Stalking the CIA; Justice lawyers at daggers drawn with the ­intelligence community

Following up on Monday’s op-ed, ‘Gitmo’s Indefensible Lawyers,’ Debra Burlingame and Thomas Joscelyn have more about Amnesty International, Human Rights Watch, and current Department of Justice Gitmo Task Force lawyer Jennifer Daskal today in The Weekly Standard. Here is an excerpt and the link:

President Bush “will go down in history as the torture president,” Daskal told the Associated Press in March 2008. “The Bush administration continues to insist that CIA and other nonmilitary interrogators are not bound by the military rules and has reportedly given CIA interrogators the green light to use a range of so-called ‘enhanced’ interrogation techniques, including prolonged sleep deprivation, painful stress positions, and exposure to extreme cold,” Daskal added.

Daskal’s anti-CIA activism was not limited to making hyperbolic statements to the press. Daskal and Human Rights Watch played a significant role in uncovering the CIA’s secret detention facilities in Eastern Europe and Afghanistan, where top terrorists were detained and interrogated.

On November 2, 2005, Dana Priest of the Washington Post reported that the “CIA has been hiding and interrogating some of its most important al Qaeda captives at a Soviet-era compound in Eastern Europe.” The Post, citing the government’s security concerns, did not name the countries where the facilities were located. But just a few days later, on November 6, 2005, Human Rights Watch revealed the countries in a posting on its website. The organization said it had “collected information that CIA airplanes traveling from Afghanistan in 2003 and 2004 made direct flights to remote airfields in Poland and Romania.” The organization encouraged European officials to investigate further, and the Europeans did just that.
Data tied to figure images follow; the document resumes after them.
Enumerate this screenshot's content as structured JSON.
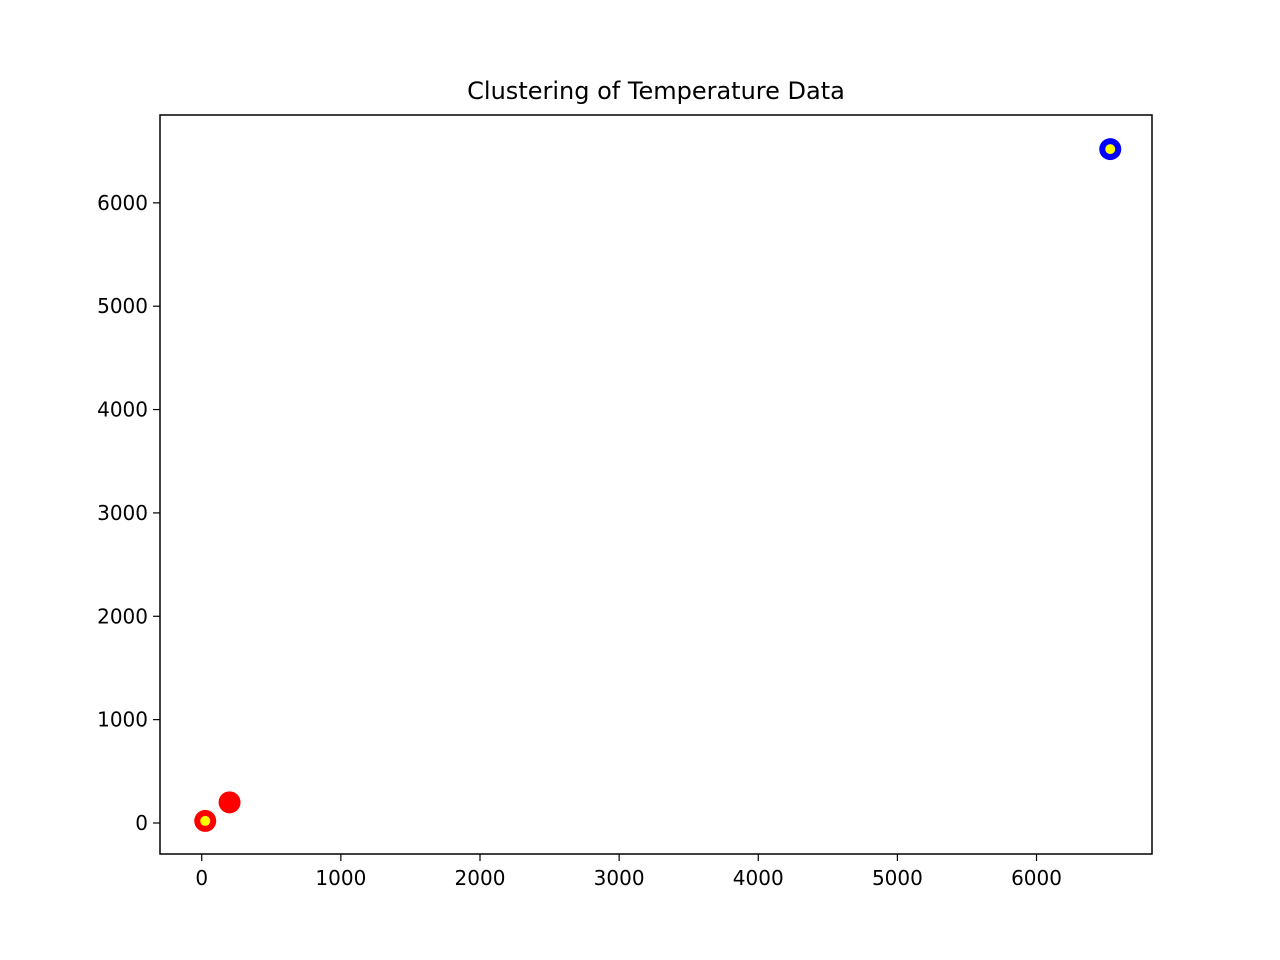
{
  "chart_data": {
    "type": "scatter",
    "title": "Clustering of Temperature Data",
    "xlabel": "",
    "ylabel": "",
    "xlim": [
      -300,
      6830
    ],
    "ylim": [
      -300,
      6850
    ],
    "x_ticks": [
      0,
      1000,
      2000,
      3000,
      4000,
      5000,
      6000
    ],
    "y_ticks": [
      0,
      1000,
      2000,
      3000,
      4000,
      5000,
      6000
    ],
    "grid": false,
    "series": [
      {
        "color": "#ff0000",
        "points": [
          {
            "x": 25,
            "y": 20
          },
          {
            "x": 200,
            "y": 200
          }
        ]
      },
      {
        "color": "#0000ff",
        "points": [
          {
            "x": 6530,
            "y": 6520
          }
        ]
      }
    ],
    "centroids": {
      "color": "#ffff00",
      "points": [
        {
          "x": 25,
          "y": 20
        },
        {
          "x": 6530,
          "y": 6520
        }
      ]
    }
  }
}
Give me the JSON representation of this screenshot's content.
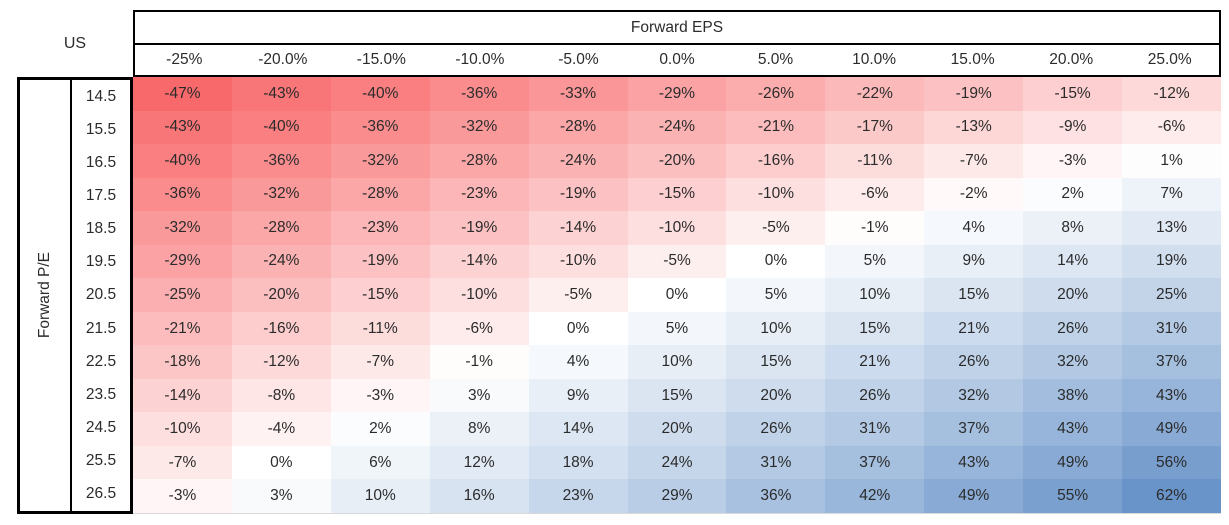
{
  "table": {
    "corner_label": "US",
    "col_axis_title": "Forward EPS",
    "row_axis_title": "Forward P/E"
  },
  "chart_data": {
    "type": "heatmap",
    "x_label": "Forward EPS",
    "y_label": "Forward P/E",
    "corner_label": "US",
    "columns": [
      "-25%",
      "-20.0%",
      "-15.0%",
      "-10.0%",
      "-5.0%",
      "0.0%",
      "5.0%",
      "10.0%",
      "15.0%",
      "20.0%",
      "25.0%"
    ],
    "rows": [
      "14.5",
      "15.5",
      "16.5",
      "17.5",
      "18.5",
      "19.5",
      "20.5",
      "21.5",
      "22.5",
      "23.5",
      "24.5",
      "25.5",
      "26.5"
    ],
    "values": [
      [
        -47,
        -43,
        -40,
        -36,
        -33,
        -29,
        -26,
        -22,
        -19,
        -15,
        -12
      ],
      [
        -43,
        -40,
        -36,
        -32,
        -28,
        -24,
        -21,
        -17,
        -13,
        -9,
        -6
      ],
      [
        -40,
        -36,
        -32,
        -28,
        -24,
        -20,
        -16,
        -11,
        -7,
        -3,
        1
      ],
      [
        -36,
        -32,
        -28,
        -23,
        -19,
        -15,
        -10,
        -6,
        -2,
        2,
        7
      ],
      [
        -32,
        -28,
        -23,
        -19,
        -14,
        -10,
        -5,
        -1,
        4,
        8,
        13
      ],
      [
        -29,
        -24,
        -19,
        -14,
        -10,
        -5,
        0,
        5,
        9,
        14,
        19
      ],
      [
        -25,
        -20,
        -15,
        -10,
        -5,
        0,
        5,
        10,
        15,
        20,
        25
      ],
      [
        -21,
        -16,
        -11,
        -6,
        0,
        5,
        10,
        15,
        21,
        26,
        31
      ],
      [
        -18,
        -12,
        -7,
        -1,
        4,
        10,
        15,
        21,
        26,
        32,
        37
      ],
      [
        -14,
        -8,
        -3,
        3,
        9,
        15,
        20,
        26,
        32,
        38,
        43
      ],
      [
        -10,
        -4,
        2,
        8,
        14,
        20,
        26,
        31,
        37,
        43,
        49
      ],
      [
        -7,
        0,
        6,
        12,
        18,
        24,
        31,
        37,
        43,
        49,
        56
      ],
      [
        -3,
        3,
        10,
        16,
        23,
        29,
        36,
        42,
        49,
        55,
        62
      ]
    ],
    "value_suffix": "%",
    "grid": false,
    "color_scale": {
      "min_value": -47,
      "mid_value": 0,
      "max_value": 62,
      "min_color": "#F8696B",
      "mid_color": "#FFFFFF",
      "max_color": "#6994C9"
    }
  }
}
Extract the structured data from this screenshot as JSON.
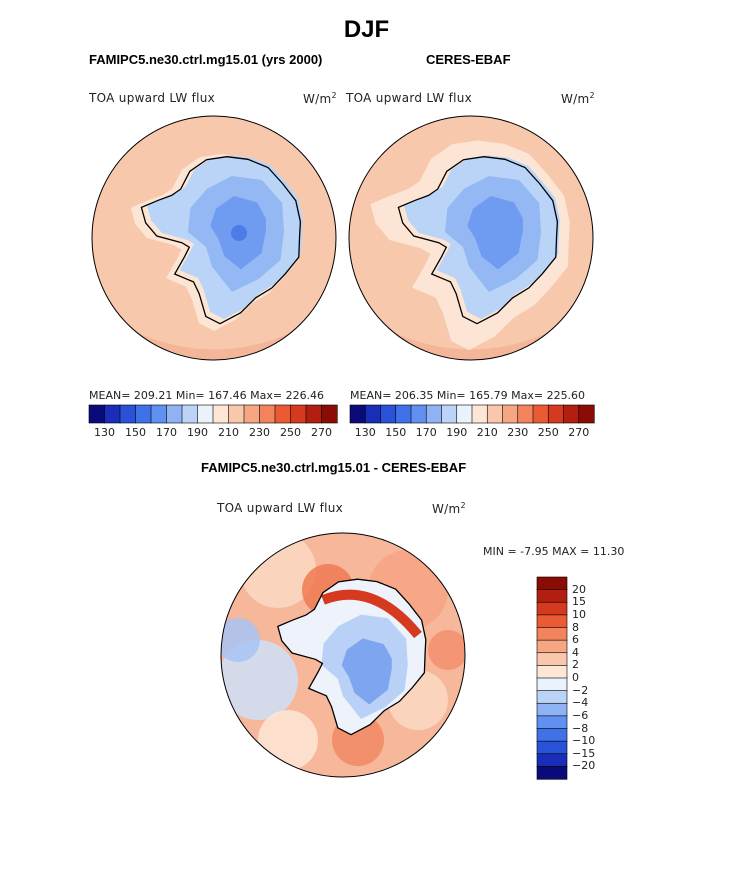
{
  "figure": {
    "season": "DJF",
    "colors": {
      "ocean": "#f8c8ad",
      "ocean_band": "#f4b698",
      "light_band": "#fce5d4",
      "ice_light": "#b9d4f7",
      "ice_mid": "#93b8f4",
      "ice_dark": "#6f9cf0",
      "ice_core": "#4b7ce8",
      "coast": "#000000"
    },
    "palette_top": [
      "#0a0a78",
      "#1a2db8",
      "#2a52d8",
      "#3f72e8",
      "#6090f0",
      "#8fb2f5",
      "#bcd3f8",
      "#eaf2fb",
      "#fde6d6",
      "#f9c8aa",
      "#f6a683",
      "#f2835c",
      "#ea5b33",
      "#d63a1e",
      "#b21e10",
      "#8a0c04"
    ],
    "palette_diff": [
      "#8a0c04",
      "#b21e10",
      "#d63a1e",
      "#ea5b33",
      "#f2835c",
      "#f6a683",
      "#f9c8aa",
      "#fde6d6",
      "#eaf2fb",
      "#bcd3f8",
      "#8fb2f5",
      "#6090f0",
      "#3f72e8",
      "#2a52d8",
      "#1a2db8",
      "#0a0a78"
    ]
  },
  "panel_left": {
    "case": "FAMIPC5.ne30.ctrl.mg15.01 (yrs 2000)",
    "variable": "TOA upward LW flux",
    "units_base": "W/m",
    "units_exp": "2",
    "stats": "MEAN= 209.21   Min= 167.46   Max= 226.46"
  },
  "panel_right": {
    "case": "CERES-EBAF",
    "variable": "TOA upward LW flux",
    "units_base": "W/m",
    "units_exp": "2",
    "stats": "MEAN= 206.35   Min= 165.79   Max= 225.60"
  },
  "panel_diff": {
    "case": "FAMIPC5.ne30.ctrl.mg15.01 - CERES-EBAF",
    "variable": "TOA upward LW flux",
    "units_base": "W/m",
    "units_exp": "2",
    "minmax": "MIN =   -7.95 MAX =   11.30"
  },
  "chart_data": [
    {
      "type": "heatmap",
      "projection": "south-polar-stereographic",
      "title": "FAMIPC5.ne30.ctrl.mg15.01 (yrs 2000)",
      "variable": "TOA upward LW flux",
      "units": "W/m2",
      "mean": 209.21,
      "min": 167.46,
      "max": 226.46,
      "colorbar_ticks": [
        "130",
        "150",
        "170",
        "190",
        "210",
        "230",
        "250",
        "270"
      ]
    },
    {
      "type": "heatmap",
      "projection": "south-polar-stereographic",
      "title": "CERES-EBAF",
      "variable": "TOA upward LW flux",
      "units": "W/m2",
      "mean": 206.35,
      "min": 165.79,
      "max": 225.6,
      "colorbar_ticks": [
        "130",
        "150",
        "170",
        "190",
        "210",
        "230",
        "250",
        "270"
      ]
    },
    {
      "type": "heatmap",
      "projection": "south-polar-stereographic",
      "title": "FAMIPC5.ne30.ctrl.mg15.01 - CERES-EBAF",
      "variable": "TOA upward LW flux",
      "units": "W/m2",
      "min": -7.95,
      "max": 11.3,
      "colorbar_ticks": [
        "20",
        "15",
        "10",
        "8",
        "6",
        "4",
        "2",
        "0",
        "−2",
        "−4",
        "−6",
        "−8",
        "−10",
        "−15",
        "−20"
      ]
    }
  ]
}
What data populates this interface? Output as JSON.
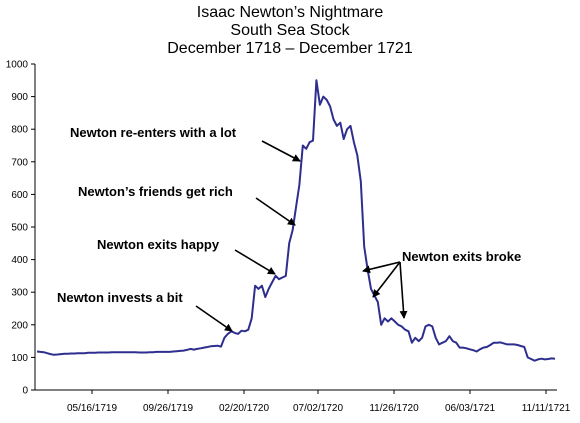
{
  "chart_data": {
    "type": "line",
    "title": "Isaac Newton’s Nightmare",
    "subtitle_lines": [
      "South Sea Stock",
      "December 1718 – December 1721"
    ],
    "xlabel": "",
    "ylabel": "",
    "ylim": [
      0,
      1000
    ],
    "yticks": [
      0,
      100,
      200,
      300,
      400,
      500,
      600,
      700,
      800,
      900,
      1000
    ],
    "xticks": [
      "05/16/1719",
      "09/26/1719",
      "02/20/1720",
      "07/02/1720",
      "11/26/1720",
      "06/03/1721",
      "11/11/1721"
    ],
    "grid": false,
    "legend": "none",
    "line_color": "#2e2e8f",
    "series": [
      {
        "values": [
          118,
          117,
          116,
          113,
          110,
          108,
          109,
          110,
          111,
          111,
          112,
          112,
          113,
          113,
          113,
          114,
          114,
          114,
          115,
          115,
          115,
          115,
          116,
          116,
          116,
          116,
          116,
          116,
          116,
          116,
          115,
          115,
          115,
          116,
          116,
          117,
          117,
          117,
          117,
          117,
          118,
          119,
          120,
          121,
          123,
          126,
          124,
          126,
          128,
          130,
          132,
          134,
          135,
          136,
          133,
          160,
          172,
          180,
          175,
          172,
          182,
          180,
          185,
          220,
          320,
          310,
          320,
          285,
          310,
          330,
          350,
          340,
          345,
          350,
          450,
          490,
          560,
          630,
          750,
          740,
          760,
          765,
          950,
          875,
          900,
          890,
          870,
          830,
          810,
          820,
          770,
          800,
          810,
          760,
          720,
          640,
          440,
          370,
          310,
          290,
          270,
          200,
          220,
          210,
          220,
          210,
          200,
          195,
          185,
          180,
          145,
          160,
          150,
          160,
          195,
          200,
          195,
          160,
          140,
          145,
          150,
          165,
          150,
          145,
          130,
          130,
          128,
          125,
          122,
          118,
          125,
          130,
          132,
          138,
          145,
          145,
          146,
          143,
          140,
          140,
          140,
          138,
          135,
          132,
          100,
          95,
          90,
          94,
          96,
          94,
          95,
          97,
          96
        ]
      }
    ],
    "annotations": [
      {
        "text": "Newton re-enters with a lot",
        "point_index": 79
      },
      {
        "text": "Newton’s friends get rich",
        "point_index": 75
      },
      {
        "text": "Newton exits happy",
        "point_index": 68
      },
      {
        "text": "Newton invests a bit",
        "point_index": 55
      },
      {
        "text": "Newton exits broke",
        "point_indices": [
          97,
          100,
          110
        ]
      }
    ]
  }
}
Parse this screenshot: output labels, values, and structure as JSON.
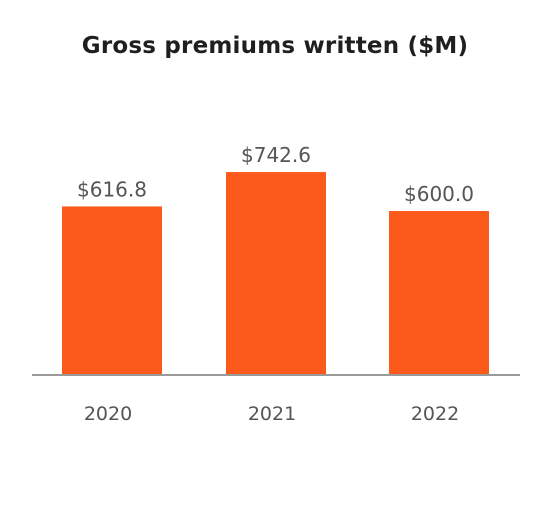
{
  "chart_data": {
    "type": "bar",
    "title": "Gross premiums written ($M)",
    "categories": [
      "2020",
      "2021",
      "2022"
    ],
    "values": [
      616.8,
      742.6,
      600.0
    ],
    "data_labels": [
      "$616.8",
      "$742.6",
      "$600.0"
    ],
    "xlabel": "",
    "ylabel": "",
    "ylim": [
      0,
      742.6
    ],
    "grid": false,
    "legend": "none",
    "colors": {
      "bar": "#fc5a1b",
      "axis": "#9a9a9a",
      "title": "#1f1f1f",
      "labels": "#555555"
    }
  }
}
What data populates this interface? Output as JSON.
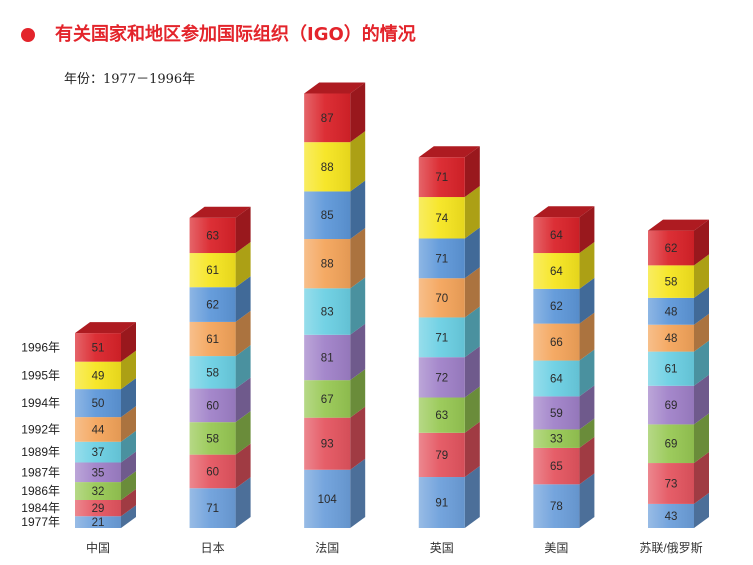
{
  "theme": {
    "accent_color": "#e3242b"
  },
  "chart_data": {
    "type": "bar",
    "stacked": true,
    "three_d": true,
    "title": "有关国家和地区参加国际组织（IGO）的情况",
    "subtitle": "年份：1977－1996年",
    "categories": [
      "中国",
      "日本",
      "法国",
      "英国",
      "美国",
      "苏联/俄罗斯"
    ],
    "series": [
      {
        "name": "1977年",
        "color": "#6c9fdb",
        "values": [
          21,
          71,
          104,
          91,
          78,
          43
        ]
      },
      {
        "name": "1984年",
        "color": "#e4545f",
        "values": [
          29,
          60,
          93,
          79,
          65,
          73
        ]
      },
      {
        "name": "1986年",
        "color": "#97c853",
        "values": [
          32,
          58,
          67,
          63,
          33,
          69
        ]
      },
      {
        "name": "1987年",
        "color": "#9f80c8",
        "values": [
          35,
          60,
          81,
          72,
          59,
          69
        ]
      },
      {
        "name": "1989年",
        "color": "#6acfe3",
        "values": [
          37,
          58,
          83,
          71,
          64,
          61
        ]
      },
      {
        "name": "1992年",
        "color": "#f4a45a",
        "values": [
          44,
          61,
          88,
          70,
          66,
          48
        ]
      },
      {
        "name": "1994年",
        "color": "#5d97d9",
        "values": [
          50,
          62,
          85,
          71,
          62,
          48
        ]
      },
      {
        "name": "1995年",
        "color": "#f6e51e",
        "values": [
          49,
          61,
          88,
          74,
          64,
          58
        ]
      },
      {
        "name": "1996年",
        "color": "#da2229",
        "values": [
          51,
          63,
          87,
          71,
          64,
          62
        ]
      }
    ],
    "data_labels": true,
    "legend": "left",
    "grid": false
  }
}
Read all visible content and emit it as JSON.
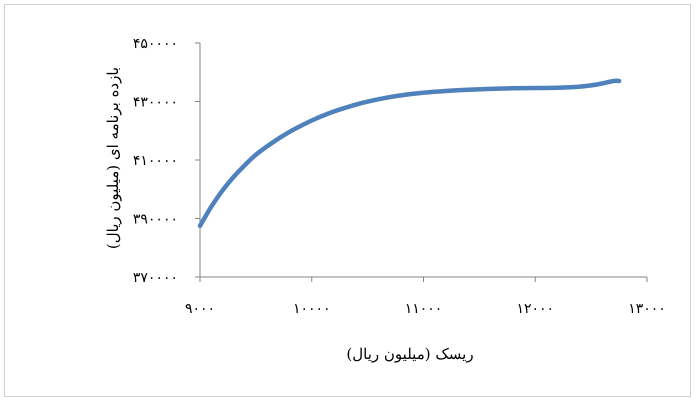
{
  "chart_data": {
    "type": "line",
    "title": "",
    "xlabel": "ریسک (میلیون ریال)",
    "ylabel": "بازده برنامه ای (میلیون ریال)",
    "xlim": [
      9000,
      13000
    ],
    "ylim": [
      370000,
      450000
    ],
    "x_ticks": [
      9000,
      10000,
      11000,
      12000,
      13000
    ],
    "y_ticks": [
      370000,
      390000,
      410000,
      430000,
      450000
    ],
    "x_tick_labels": [
      "۹۰۰۰",
      "۱۰۰۰۰",
      "۱۱۰۰۰",
      "۱۲۰۰۰",
      "۱۳۰۰۰"
    ],
    "y_tick_labels": [
      "۳۷۰۰۰۰",
      "۳۹۰۰۰۰",
      "۴۱۰۰۰۰",
      "۴۳۰۰۰۰",
      "۴۵۰۰۰۰"
    ],
    "grid": false,
    "legend": "none",
    "series": [
      {
        "color": "#4f81bd",
        "x": [
          9000,
          9100,
          9200,
          9300,
          9400,
          9500,
          9650,
          9800,
          10000,
          10200,
          10400,
          10600,
          10800,
          11000,
          11200,
          11400,
          11600,
          11800,
          12000,
          12200,
          12400,
          12550,
          12700,
          12750
        ],
        "y": [
          387500,
          394000,
          399500,
          404200,
          408200,
          411800,
          416000,
          419600,
          423500,
          426600,
          429000,
          430800,
          432100,
          433000,
          433600,
          434000,
          434300,
          434500,
          434600,
          434700,
          435100,
          435800,
          437000,
          437000
        ]
      }
    ]
  }
}
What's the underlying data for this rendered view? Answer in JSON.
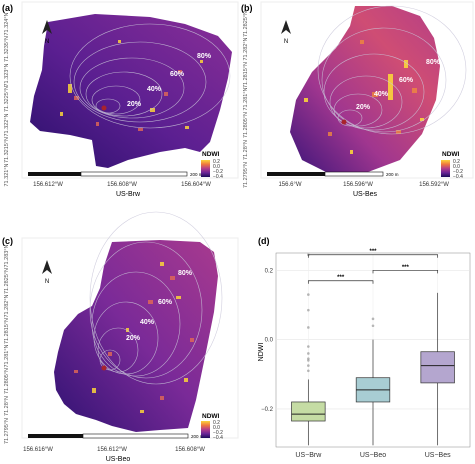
{
  "panels": [
    {
      "letter": "(a)",
      "site": "US-Brw",
      "yticks": [
        "71.324°N",
        "71.3235°N",
        "71.323°N",
        "71.3225°N",
        "71.322°N",
        "71.3215°N",
        "71.321°N"
      ],
      "xticks": [
        "156.612°W",
        "156.608°W",
        "156.604°W"
      ],
      "contours": [
        "80%",
        "60%",
        "40%",
        "20%"
      ],
      "scalebar": "200 m",
      "legend_title": "NDWI",
      "legend_ticks": [
        "0.2",
        "0.0",
        "−0.2",
        "−0.4"
      ],
      "north": "N"
    },
    {
      "letter": "(b)",
      "site": "US-Bes",
      "yticks": [
        "71.2825°N",
        "71.282°N",
        "71.2815°N",
        "71.281°N",
        "71.2805°N",
        "71.28°N",
        "71.2795°N"
      ],
      "xticks": [
        "156.6°W",
        "156.596°W",
        "156.592°W"
      ],
      "contours": [
        "80%",
        "60%",
        "40%",
        "20%"
      ],
      "scalebar": "200 m",
      "legend_title": "NDWI",
      "legend_ticks": [
        "0.2",
        "0.0",
        "−0.2",
        "−0.4"
      ],
      "north": "N"
    },
    {
      "letter": "(c)",
      "site": "US-Beo",
      "yticks": [
        "71.283°N",
        "71.2825°N",
        "71.282°N",
        "71.2815°N",
        "71.281°N",
        "71.2805°N",
        "71.28°N",
        "71.2795°N"
      ],
      "xticks": [
        "156.616°W",
        "156.612°W",
        "156.608°W"
      ],
      "contours": [
        "80%",
        "60%",
        "40%",
        "20%"
      ],
      "scalebar": "200 m",
      "legend_title": "NDWI",
      "legend_ticks": [
        "0.2",
        "0.0",
        "−0.2",
        "−0.4"
      ],
      "north": "N"
    }
  ],
  "colors": {
    "ndwi_ramp": [
      "#1b0c5a",
      "#4a1c8c",
      "#7b2b9a",
      "#b33d8a",
      "#e05a5c",
      "#f6963a",
      "#fbd43a"
    ],
    "contour": "#c9c6d9",
    "box_brw": "#c5dca4",
    "box_beo": "#a8cdd3",
    "box_bes": "#b4a6cf"
  },
  "chart_data": {
    "letter": "(d)",
    "type": "box",
    "ylabel": "NDWI",
    "ylim": [
      -0.31,
      0.25
    ],
    "yticks": [
      "0.2",
      "0.0",
      "−0.2"
    ],
    "ytick_values": [
      0.2,
      0.0,
      -0.2
    ],
    "categories": [
      "US−Brw",
      "US−Beo",
      "US−Bes"
    ],
    "boxes": [
      {
        "q1": -0.235,
        "median": -0.215,
        "q3": -0.18,
        "whisker_low": -0.305,
        "whisker_high": -0.115,
        "outliers": [
          -0.09,
          -0.075,
          -0.06,
          -0.055,
          -0.04,
          -0.02,
          0.035,
          0.085,
          0.13,
          0.245
        ]
      },
      {
        "q1": -0.18,
        "median": -0.145,
        "q3": -0.11,
        "whisker_low": -0.305,
        "whisker_high": 0.0,
        "outliers": [
          0.04,
          0.06
        ]
      },
      {
        "q1": -0.125,
        "median": -0.075,
        "q3": -0.035,
        "whisker_low": -0.305,
        "whisker_high": 0.135,
        "outliers": []
      }
    ],
    "significance": [
      {
        "from": 0,
        "to": 1,
        "label": "***",
        "y": 0.17
      },
      {
        "from": 1,
        "to": 2,
        "label": "***",
        "y": 0.2
      },
      {
        "from": 0,
        "to": 2,
        "label": "***",
        "y": 0.245
      }
    ]
  }
}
Next week, when Attorney General Eric Holder appears before the Senate Judiciary Committee, I hope they ask him if Daskal has had direct access to the CIA’s agreements with the countries that assisted America, the transportation assets, and what intelligence Khalid Sheikh Mohammed and the other high-value al Qaeda detainees provided. I mean, it seems like a good place to start.